Unless you’ve been asleep, you know the rest of the story. Media and marketing have continued to create and reformulate a youth culture (on a daily basis) that now includes children and teens. Because our teenagers are growing through the change-filled years of adolescence, they are incredibly vulnerable to the youth culture’s ability to shape their values, attitudes, and behaviors. The fact that there are a growing amount of competing messages coming at our teens from a variety of different directions, makes it that much more confusing, frustrating, and difficult for parents of teens to understand and connect with their kids. In effect, these changes have made “normal” adolescent development far more complex, added pressures and tensions to the process that never before existed, and widened the cultural-generational gap between teenagers and their parents.

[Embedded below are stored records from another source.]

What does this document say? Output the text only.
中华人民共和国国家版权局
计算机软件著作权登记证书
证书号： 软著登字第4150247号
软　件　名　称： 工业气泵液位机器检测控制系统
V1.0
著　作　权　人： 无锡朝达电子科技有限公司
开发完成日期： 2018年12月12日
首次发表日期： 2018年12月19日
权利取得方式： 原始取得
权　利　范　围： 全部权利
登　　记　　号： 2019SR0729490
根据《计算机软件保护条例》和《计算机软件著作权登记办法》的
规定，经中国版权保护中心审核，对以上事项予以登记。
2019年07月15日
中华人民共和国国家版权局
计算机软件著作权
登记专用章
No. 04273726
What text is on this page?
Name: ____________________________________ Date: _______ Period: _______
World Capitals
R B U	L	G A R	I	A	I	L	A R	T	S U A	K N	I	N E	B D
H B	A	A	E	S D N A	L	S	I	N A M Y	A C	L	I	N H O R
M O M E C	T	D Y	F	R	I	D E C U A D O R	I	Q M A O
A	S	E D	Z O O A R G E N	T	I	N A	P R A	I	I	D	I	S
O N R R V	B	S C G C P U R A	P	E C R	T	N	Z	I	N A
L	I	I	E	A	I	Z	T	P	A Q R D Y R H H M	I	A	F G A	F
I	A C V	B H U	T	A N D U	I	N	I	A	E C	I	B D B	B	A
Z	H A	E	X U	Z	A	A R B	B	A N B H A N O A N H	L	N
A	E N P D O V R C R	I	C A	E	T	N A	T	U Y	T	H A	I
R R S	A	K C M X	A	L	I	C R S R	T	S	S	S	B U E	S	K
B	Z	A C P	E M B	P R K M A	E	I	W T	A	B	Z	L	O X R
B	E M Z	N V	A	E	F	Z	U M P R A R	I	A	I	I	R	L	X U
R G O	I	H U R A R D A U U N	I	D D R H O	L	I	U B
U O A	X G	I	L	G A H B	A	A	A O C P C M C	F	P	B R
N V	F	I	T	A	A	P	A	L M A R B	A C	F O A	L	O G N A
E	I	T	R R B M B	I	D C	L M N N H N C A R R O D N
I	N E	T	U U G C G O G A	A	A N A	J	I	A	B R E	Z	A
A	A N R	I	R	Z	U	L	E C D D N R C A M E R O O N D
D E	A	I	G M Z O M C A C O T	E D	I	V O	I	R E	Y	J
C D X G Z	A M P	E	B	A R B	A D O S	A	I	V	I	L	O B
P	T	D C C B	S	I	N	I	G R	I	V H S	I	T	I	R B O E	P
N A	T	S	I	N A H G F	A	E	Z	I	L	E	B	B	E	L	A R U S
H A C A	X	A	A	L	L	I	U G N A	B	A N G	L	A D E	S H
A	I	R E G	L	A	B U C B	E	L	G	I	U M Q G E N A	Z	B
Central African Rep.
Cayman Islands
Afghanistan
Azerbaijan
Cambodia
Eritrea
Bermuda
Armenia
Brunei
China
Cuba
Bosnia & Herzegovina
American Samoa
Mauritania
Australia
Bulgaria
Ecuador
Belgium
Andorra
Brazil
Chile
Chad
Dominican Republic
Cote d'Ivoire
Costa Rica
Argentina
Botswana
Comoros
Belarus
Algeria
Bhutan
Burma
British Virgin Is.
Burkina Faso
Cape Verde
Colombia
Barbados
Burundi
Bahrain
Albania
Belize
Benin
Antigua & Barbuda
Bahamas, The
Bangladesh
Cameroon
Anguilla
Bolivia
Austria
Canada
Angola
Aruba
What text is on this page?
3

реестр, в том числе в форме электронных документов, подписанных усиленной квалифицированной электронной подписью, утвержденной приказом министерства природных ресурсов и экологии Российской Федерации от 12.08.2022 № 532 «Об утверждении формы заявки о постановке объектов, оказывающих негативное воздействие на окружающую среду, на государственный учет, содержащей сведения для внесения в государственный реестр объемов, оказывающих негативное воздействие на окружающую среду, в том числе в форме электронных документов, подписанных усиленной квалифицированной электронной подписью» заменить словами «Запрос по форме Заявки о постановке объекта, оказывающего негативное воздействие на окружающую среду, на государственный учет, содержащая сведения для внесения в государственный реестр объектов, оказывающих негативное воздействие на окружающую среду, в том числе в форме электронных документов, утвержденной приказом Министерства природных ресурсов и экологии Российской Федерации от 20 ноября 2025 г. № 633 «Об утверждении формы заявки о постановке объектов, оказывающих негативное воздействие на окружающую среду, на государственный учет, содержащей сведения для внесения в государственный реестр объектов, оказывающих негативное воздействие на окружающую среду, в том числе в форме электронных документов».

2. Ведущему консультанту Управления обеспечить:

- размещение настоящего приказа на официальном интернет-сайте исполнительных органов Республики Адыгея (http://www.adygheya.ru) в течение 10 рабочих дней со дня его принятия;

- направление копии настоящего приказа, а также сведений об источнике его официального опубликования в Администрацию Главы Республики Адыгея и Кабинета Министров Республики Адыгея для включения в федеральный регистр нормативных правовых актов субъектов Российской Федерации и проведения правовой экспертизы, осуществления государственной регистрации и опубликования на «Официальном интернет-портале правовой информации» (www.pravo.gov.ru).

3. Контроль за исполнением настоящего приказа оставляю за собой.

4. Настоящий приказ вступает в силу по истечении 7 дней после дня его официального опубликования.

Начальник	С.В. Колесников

Now, your homework. As a youthworker, you have been given responsibility to reach and nurture kids. Because you grew up in a world that’s different from the world of your students, you must view this calling as a cross-cultural missionary venture. As a result, you must work to stay in touch – like foreign missionaries – with the language and culture of your mission field. Here are three assignments that aren’t meant to be burdensome, but helpful.

First, take the advice of the theologian who once said that every Christian should start their day with the Bible in one hand, and the newspaper in the other. In other words, you must begin your day spending time getting to know the One who has sent you, and the message that One has called you to communicate. Be sure that God’s truth is coursing through your veins. Then, take the time to use your newspaper to get to know today’s world so that you can communicate the Word’s truths to the needs of your students and their world.

Second, read what they read, watch what they watch, and listen to what they listen to. Because of its pervasiveness, media is now the most powerful shaper of the values, attitudes, and behaviors of teens. What media are your students engaging with, and what are they hearing/seeing/learning as they engage with those media? You can only know by checking it out for yourself. By getting to know your students’ media, you are getting to know your kids. Knowing their media will offer you great opportunities to discuss life in the light of God’s Word. You will be able to affirm what they are learning that conforms to God’s will and way, and challenge those things that don’t.

Finally, spend time perusing the growing number of internet organizations and resources that serve to open your eyes to the changing world of today’s teenagers. Check out the the Center for Parent/Youth Understanding (www.cpyu.org) and Homeword (www.homeword.com). All of these sites include valuable information on teenagers and their world that’s updated daily, growing archives, and dozens of links to other helpful organizations that deal with every conceivable type of youth culture pressure and reality.

If you become a serious student of your teen’s culture, your teen will find it easier to navigate the hallways of that culture in a manner that glorifies God.